Another shilling's worth
I am delighted by the discussion here, since bringing these issues into the open was my immediate agenda. Understand, a podcast interview is not conducive to the most precise semantics or the finest technical details. I want to apologize if I left some unnecessary ambiguities in my ad hoc answers. I turned to that forum (thank you, Steven Cherry) because none of the mainstream media--print or electronic--would touch the story, a curious matter in itself.

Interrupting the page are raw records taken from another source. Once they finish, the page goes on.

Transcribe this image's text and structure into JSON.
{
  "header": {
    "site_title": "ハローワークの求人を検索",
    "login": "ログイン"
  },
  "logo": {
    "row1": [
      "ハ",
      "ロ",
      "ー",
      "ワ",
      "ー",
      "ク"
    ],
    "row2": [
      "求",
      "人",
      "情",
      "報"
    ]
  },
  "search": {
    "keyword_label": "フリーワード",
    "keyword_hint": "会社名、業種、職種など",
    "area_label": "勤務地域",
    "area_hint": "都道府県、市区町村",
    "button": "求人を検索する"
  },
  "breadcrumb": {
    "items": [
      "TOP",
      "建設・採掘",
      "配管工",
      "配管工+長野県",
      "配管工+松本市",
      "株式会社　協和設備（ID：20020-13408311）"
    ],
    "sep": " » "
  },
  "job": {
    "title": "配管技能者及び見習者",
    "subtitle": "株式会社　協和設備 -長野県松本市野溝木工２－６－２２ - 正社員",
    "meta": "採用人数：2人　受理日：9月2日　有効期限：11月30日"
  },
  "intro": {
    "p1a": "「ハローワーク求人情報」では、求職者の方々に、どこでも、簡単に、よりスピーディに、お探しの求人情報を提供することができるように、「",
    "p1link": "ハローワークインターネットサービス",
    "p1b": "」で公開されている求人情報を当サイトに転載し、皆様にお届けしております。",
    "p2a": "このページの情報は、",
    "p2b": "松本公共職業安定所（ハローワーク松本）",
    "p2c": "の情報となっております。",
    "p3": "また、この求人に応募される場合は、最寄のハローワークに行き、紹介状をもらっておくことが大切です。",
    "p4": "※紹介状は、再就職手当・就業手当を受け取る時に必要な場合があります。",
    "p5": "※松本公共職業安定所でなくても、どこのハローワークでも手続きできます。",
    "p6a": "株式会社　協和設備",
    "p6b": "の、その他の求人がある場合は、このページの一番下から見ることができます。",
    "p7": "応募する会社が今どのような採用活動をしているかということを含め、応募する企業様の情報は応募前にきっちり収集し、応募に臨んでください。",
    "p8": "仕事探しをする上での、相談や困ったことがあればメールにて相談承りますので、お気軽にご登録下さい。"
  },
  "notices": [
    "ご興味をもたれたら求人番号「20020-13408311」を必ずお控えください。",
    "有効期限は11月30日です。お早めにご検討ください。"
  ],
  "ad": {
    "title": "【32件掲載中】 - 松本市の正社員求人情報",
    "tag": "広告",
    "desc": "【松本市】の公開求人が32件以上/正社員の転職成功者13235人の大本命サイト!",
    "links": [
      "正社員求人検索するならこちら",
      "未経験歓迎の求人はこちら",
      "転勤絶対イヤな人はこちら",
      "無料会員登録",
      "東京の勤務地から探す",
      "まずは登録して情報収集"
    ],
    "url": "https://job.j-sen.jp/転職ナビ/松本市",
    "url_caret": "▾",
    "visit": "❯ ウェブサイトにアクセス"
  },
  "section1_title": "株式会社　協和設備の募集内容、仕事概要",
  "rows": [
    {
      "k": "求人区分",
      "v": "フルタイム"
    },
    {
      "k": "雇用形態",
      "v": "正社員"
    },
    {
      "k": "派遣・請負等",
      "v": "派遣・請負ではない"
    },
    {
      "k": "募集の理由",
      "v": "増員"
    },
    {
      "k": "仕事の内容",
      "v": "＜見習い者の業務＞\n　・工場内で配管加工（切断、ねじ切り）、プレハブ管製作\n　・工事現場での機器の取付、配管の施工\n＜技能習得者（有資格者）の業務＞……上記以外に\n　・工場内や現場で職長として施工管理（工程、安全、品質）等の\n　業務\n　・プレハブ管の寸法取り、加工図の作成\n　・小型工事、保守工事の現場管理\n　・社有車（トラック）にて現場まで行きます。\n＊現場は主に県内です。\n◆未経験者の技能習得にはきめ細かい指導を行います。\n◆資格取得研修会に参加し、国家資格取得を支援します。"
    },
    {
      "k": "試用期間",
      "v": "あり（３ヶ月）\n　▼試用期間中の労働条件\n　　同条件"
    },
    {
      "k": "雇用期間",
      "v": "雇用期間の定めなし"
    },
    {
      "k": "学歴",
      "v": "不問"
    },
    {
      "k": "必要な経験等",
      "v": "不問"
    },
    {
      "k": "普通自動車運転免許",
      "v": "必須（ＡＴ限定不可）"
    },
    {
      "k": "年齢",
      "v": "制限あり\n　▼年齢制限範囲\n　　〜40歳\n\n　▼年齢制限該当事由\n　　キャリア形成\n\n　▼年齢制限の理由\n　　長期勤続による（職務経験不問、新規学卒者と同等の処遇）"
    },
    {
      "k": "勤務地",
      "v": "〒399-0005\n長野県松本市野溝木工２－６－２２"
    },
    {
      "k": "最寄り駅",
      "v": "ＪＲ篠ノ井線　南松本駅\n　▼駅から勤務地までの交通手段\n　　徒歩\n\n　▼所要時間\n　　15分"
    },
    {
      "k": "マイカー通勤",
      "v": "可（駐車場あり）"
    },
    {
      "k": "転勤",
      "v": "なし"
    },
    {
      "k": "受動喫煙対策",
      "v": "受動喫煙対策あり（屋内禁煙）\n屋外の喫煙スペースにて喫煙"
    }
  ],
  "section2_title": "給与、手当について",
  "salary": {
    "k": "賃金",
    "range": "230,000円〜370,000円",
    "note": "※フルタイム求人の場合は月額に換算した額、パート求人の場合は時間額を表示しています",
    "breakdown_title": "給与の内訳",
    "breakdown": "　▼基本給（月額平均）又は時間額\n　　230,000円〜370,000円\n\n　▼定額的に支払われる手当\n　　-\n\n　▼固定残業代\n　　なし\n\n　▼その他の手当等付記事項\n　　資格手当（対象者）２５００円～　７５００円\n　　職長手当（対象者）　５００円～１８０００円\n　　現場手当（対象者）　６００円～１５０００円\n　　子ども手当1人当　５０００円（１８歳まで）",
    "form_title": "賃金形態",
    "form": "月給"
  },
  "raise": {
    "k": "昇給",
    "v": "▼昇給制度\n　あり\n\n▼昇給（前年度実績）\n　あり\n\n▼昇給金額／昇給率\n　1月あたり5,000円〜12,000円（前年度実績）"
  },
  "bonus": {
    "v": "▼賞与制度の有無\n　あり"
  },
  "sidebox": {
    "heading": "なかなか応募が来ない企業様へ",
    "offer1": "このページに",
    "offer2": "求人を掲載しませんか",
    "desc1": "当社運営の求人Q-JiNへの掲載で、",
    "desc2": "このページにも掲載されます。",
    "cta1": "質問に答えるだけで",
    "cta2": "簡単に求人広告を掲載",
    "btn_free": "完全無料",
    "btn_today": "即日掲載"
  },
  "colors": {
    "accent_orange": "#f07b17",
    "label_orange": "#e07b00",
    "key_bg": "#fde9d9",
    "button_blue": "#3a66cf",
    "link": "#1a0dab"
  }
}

As to how wild or widespread the infection was, what I was trying to highlight was that there was never any worldwide indiscriminate spread of Stuxnet by email or Web, as with much malware, but something much more limited based on direct system-to-system connection or sneakernet communication through removable media. As some of the experts here have pointed out, there are some holes (e.g., VPN) that might have allowed Stuxnet to reach beyond the LAN to infect other LANs. In any case, whether 100,000 is a lot of infections or small compared to many other worms, the analysis shows a small number of very tight clusters tied closely to initial points of infection.
I concur that Ralph Langner, a colleague of mine, is probably one of the go-to guys on the PLC side of Stuxnet. And I will underscore, that all my sources are secondary, as I was not directly involved in the forensic analysis.
My main point is that Sanger's narrative is flawed. Whether it is a journalistic failure, sloppy semantics, or disinformation is not for me to say, as I have no access to Sanger or his sources. But the fact that his reporting is being accepted so credulously and that the press is not taking on the story of flaws in his articles and book is troubling.
As to the actual initial infection and route into the facilities at Natanz, my understanding had been that the point of entry was not by directly carrying a doctored USB drive into this highly secure plant, but by infection of adjacent or closely related facilities, with the software then spreading itself as it could until it found the right installation of STEP 7 with precisely the right project files representing the particular frequency-controlled motor configuration. On the other hand, Raviv and Melman, who have sources inside Mossad and the IDF, suggest that the patient-zero USB was carried into the plant by Siemens maintenance engineers under direction of German intelligence (BND) collaborating with HaMossad. I cannot say. What we do know is that in one version of Stuxnet, the first infection (not at Natanz) was within 12 hours of the last compilation timestamp. If accurate, it does suggest that versions might have been hand delivered to specific targets. And it has already been established that Mossad operatives were in Iran at the time.
Perhaps we will someday know the real story, but it is not the one Sanger told, at least on some pivotal details.